Freagraí scríofa (Ceist ar Health)

The HSE has statutory responsibility for medicine pricing and reimbursement decisions, in accordance with the Health (Pricing and Supply of Medical Goods) Act 2013.  The Act specifies the criteria to be applied in the making of reimbursement decisions which include the clinical and cost effectiveness of the product, the opportunity cost and the impact on resources that are available to the HSE.

As Minister for Health, I do not have any statutory power or function in relation to the reimbursement of medicines.

However, I can advise that on 11 June 2019, the HSE Leadership Team approved access to the drug Nusinersen (Spinraza) for children with Spinal Muscular Atrophy (SMA) Type I, II or III on an exceptional and individualised basis.

The HSE decision process in relation to Spinraza involved a full Health Technology Assessment followed by detailed consideration by the HSE expert groups on new drug therapies, including the Technology Review Group for Rare Diseases and the HSE Drugs Committee. Evidence of the clinical effectiveness of this new drug therapy was also reviewed.

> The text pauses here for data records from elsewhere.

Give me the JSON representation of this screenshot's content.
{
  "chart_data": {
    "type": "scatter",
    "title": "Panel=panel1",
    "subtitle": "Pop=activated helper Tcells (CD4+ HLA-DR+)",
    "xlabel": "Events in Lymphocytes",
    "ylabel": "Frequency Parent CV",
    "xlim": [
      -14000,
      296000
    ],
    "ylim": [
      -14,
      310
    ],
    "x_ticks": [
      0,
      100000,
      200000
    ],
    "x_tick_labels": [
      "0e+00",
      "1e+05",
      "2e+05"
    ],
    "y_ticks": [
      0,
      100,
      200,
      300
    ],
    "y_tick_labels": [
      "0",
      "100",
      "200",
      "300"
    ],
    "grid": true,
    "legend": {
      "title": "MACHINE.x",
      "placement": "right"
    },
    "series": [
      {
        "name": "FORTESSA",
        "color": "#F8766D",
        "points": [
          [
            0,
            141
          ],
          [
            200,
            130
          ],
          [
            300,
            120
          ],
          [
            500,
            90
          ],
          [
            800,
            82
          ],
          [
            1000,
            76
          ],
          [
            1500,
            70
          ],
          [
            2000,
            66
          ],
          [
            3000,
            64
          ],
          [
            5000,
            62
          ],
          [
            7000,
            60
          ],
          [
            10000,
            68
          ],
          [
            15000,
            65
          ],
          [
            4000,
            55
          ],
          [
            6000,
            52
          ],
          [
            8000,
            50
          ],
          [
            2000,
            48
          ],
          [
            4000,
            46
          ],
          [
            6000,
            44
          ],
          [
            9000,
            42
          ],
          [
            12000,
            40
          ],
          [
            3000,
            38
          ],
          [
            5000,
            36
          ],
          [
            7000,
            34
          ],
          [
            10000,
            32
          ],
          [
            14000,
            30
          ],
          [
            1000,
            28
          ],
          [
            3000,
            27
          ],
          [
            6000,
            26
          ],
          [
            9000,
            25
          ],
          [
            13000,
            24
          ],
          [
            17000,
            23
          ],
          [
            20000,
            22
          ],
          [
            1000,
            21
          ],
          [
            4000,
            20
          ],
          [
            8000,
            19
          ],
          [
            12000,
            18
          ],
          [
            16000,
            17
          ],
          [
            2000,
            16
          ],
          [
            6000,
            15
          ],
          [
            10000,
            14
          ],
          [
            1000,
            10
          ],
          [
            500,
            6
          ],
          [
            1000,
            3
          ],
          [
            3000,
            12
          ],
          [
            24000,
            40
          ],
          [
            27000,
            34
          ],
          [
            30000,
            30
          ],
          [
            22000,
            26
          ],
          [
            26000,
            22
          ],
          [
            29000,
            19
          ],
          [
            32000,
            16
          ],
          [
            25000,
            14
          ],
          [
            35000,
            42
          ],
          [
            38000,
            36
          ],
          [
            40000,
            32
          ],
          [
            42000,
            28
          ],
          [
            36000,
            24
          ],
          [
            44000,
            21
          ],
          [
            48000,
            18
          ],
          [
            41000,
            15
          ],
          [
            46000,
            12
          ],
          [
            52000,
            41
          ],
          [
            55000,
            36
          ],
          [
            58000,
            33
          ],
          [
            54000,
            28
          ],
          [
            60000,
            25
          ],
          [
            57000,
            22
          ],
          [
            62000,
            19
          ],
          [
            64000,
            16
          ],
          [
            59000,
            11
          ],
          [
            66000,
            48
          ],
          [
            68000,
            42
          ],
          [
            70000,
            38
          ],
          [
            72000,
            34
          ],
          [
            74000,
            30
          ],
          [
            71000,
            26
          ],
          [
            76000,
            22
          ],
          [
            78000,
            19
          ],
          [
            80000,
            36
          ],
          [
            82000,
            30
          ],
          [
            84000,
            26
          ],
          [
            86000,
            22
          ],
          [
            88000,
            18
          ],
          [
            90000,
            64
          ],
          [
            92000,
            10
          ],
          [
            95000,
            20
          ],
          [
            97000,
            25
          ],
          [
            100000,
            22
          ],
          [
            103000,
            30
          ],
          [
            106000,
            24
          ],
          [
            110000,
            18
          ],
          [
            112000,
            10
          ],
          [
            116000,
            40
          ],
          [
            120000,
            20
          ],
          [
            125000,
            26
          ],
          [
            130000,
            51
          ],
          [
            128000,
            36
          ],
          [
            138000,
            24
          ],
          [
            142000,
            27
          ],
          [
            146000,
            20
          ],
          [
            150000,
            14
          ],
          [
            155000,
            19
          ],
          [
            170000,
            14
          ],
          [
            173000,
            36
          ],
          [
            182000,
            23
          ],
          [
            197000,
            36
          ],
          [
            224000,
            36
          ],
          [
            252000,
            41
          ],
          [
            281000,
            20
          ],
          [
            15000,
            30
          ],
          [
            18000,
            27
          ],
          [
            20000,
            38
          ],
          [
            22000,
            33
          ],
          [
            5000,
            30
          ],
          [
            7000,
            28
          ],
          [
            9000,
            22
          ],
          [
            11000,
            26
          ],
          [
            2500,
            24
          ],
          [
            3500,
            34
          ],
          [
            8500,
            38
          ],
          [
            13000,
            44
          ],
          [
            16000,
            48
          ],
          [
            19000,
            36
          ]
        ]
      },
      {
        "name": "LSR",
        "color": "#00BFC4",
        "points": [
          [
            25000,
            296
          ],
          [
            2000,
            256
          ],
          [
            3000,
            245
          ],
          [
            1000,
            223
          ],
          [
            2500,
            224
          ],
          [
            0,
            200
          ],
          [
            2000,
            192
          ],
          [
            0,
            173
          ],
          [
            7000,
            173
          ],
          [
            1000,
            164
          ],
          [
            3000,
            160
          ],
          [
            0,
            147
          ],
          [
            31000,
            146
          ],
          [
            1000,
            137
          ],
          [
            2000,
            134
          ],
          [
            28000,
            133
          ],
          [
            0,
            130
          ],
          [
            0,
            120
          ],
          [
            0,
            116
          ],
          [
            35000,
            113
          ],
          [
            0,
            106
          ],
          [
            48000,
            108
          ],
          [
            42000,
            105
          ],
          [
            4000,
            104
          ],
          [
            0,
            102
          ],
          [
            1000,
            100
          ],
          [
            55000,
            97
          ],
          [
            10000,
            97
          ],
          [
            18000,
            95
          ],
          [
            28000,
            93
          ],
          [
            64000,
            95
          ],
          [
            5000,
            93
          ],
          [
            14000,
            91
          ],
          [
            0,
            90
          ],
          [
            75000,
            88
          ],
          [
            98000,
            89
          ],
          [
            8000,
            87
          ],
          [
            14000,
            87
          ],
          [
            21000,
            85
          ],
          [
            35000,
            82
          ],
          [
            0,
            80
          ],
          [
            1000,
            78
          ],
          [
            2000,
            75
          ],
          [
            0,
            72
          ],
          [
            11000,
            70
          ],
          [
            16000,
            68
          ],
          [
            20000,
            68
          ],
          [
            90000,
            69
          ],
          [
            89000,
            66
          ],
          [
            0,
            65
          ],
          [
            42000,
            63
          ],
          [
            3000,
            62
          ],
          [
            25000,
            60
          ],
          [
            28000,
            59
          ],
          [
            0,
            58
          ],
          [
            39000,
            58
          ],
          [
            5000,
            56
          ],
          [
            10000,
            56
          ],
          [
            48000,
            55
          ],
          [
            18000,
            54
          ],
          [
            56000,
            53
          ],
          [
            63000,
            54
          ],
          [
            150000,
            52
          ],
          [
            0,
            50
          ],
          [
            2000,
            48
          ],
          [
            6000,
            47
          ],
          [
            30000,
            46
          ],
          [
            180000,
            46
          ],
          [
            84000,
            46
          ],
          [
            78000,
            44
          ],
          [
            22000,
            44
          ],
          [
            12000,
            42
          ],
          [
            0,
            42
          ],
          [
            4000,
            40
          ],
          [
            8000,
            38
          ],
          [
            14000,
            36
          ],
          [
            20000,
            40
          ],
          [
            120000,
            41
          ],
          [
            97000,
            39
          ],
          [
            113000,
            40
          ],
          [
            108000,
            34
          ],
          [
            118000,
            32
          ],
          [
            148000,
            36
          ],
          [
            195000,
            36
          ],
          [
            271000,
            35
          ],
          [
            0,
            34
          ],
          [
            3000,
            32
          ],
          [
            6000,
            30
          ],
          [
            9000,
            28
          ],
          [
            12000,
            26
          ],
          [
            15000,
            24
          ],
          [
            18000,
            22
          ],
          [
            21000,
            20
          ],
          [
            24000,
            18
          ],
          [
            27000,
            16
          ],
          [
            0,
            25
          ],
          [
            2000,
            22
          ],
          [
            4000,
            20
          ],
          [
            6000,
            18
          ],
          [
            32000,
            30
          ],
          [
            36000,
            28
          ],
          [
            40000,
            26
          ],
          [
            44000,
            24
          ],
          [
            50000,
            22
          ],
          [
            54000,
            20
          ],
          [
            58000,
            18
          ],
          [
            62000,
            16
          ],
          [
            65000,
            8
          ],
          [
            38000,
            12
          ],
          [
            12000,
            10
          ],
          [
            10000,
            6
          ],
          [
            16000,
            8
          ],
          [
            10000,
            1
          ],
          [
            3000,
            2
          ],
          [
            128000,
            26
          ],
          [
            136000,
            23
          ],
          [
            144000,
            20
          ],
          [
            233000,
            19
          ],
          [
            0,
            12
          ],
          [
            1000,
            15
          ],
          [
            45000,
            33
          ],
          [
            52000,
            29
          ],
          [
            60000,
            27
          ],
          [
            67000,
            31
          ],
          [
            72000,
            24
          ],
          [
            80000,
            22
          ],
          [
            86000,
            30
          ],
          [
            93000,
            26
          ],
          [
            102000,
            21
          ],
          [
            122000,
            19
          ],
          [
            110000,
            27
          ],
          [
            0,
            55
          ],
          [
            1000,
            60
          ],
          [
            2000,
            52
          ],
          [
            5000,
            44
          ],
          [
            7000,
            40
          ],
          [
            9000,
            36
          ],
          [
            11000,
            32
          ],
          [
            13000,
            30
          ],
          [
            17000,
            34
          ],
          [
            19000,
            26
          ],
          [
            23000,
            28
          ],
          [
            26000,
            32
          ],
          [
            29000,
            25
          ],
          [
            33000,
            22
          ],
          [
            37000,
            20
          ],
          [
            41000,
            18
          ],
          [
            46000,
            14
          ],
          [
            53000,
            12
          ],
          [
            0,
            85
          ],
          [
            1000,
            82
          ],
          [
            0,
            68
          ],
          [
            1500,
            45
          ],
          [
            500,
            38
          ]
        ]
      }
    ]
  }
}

After a thorough review of all of the data it was decided to approve access for children with genetically confirmed SMA Type I, II or III, in accordance with the controlled access criteria recommended by the Rare Diseases Technology Review Committee.  The rare diseases committee recommendation was clearly targeted at the youngest and most severely affected SMA patients, and this group is the clear priority for the HSE.  The actual patient assessment and approval process will be the means for determining access on an individual case by case basis.